Los dioses opinaron que la inteligencia del hombre era muy alta, pero que aún no había podido armonizar su inteligencia con la irracionalidad que con frecuencia actúa. Que no entendían, aun siendo dioses, cómo era posible que la ternura que tantas veces mostraba su corazón, se transformara en una infinita crueldad ante todo tipo de animales y hombres, y aun ante miembros de su propia familia.
Critilo no daba crédito cuando se enteró de las contrariedades del hombre que se discutían con los dioses del Olimpo: capaz de morir por otros, y también, capaz de matarlos sin razón alguna. Deseoso de cooperar con sus congéneres, y a la vez, capaz de robarlos, defraudarlos, engañarlos y calumniarlos.
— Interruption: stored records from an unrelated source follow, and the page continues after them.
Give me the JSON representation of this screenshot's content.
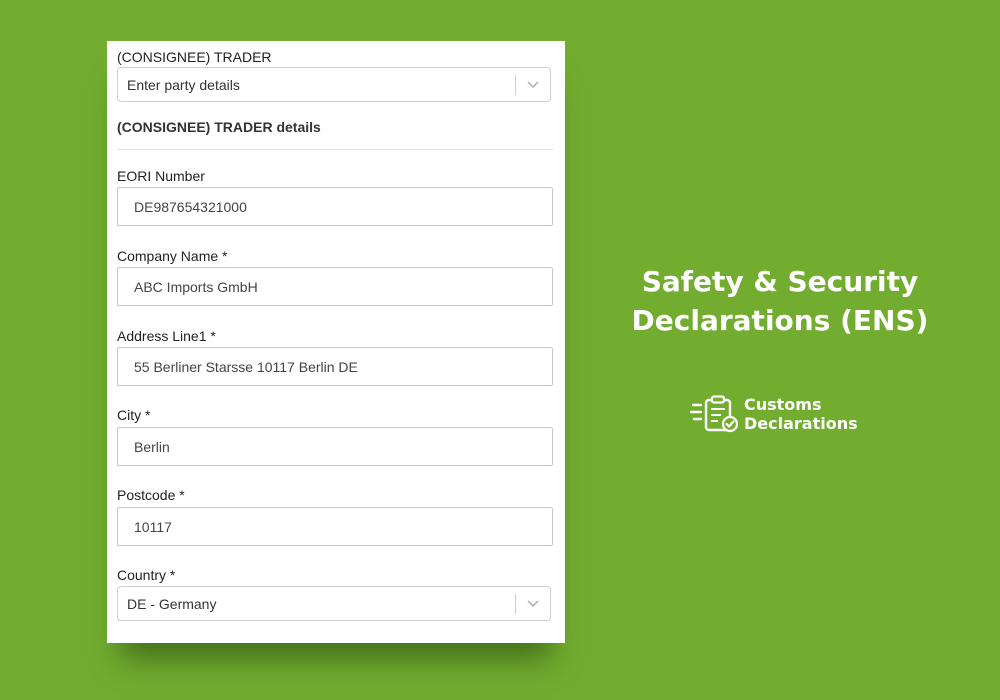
{
  "form": {
    "party_label": "(CONSIGNEE) TRADER",
    "party_select": {
      "value": "Enter party details",
      "icon": "chevron-down-icon"
    },
    "section_title": "(CONSIGNEE) TRADER details",
    "eori": {
      "label": "EORI Number",
      "value": "DE987654321000"
    },
    "company": {
      "label": "Company Name *",
      "value": "ABC Imports GmbH"
    },
    "address": {
      "label": "Address Line1 *",
      "value": "55 Berliner Starsse 10117 Berlin DE"
    },
    "city": {
      "label": "City *",
      "value": "Berlin"
    },
    "postcode": {
      "label": "Postcode *",
      "value": "10117"
    },
    "country": {
      "label": "Country *",
      "value": "DE - Germany",
      "icon": "chevron-down-icon"
    }
  },
  "promo": {
    "headline_line1": "Safety & Security",
    "headline_line2": "Declarations (ENS)",
    "logo_line1": "Customs",
    "logo_line2": "Declarations",
    "logo_icon": "clipboard-check-icon"
  },
  "colors": {
    "background": "#72ad30",
    "card": "#ffffff",
    "text": "#ffffff"
  }
}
Critilo pensó, que los dioses del Olimpo debieron estar muy sorprendidos en ese encuentro, pero confiaba que otra vez que se vieran con los hombres, los dioses les deberían aconsejar que usaran para bien de todos, sus recursos más sublimes: la simpleza de la paloma, la bravura del toro para defender los valores más elevados y la justicia, la inocencia del ruiseñor que mucho nos enseñaría con su contentamiento permanente, y la escondida inteligencia del águila, que modestamente pidió un espacio en los aires, pero que en realidad lo hizo para alimentarse de tanta belleza que desde las alturas avistaba con asombro.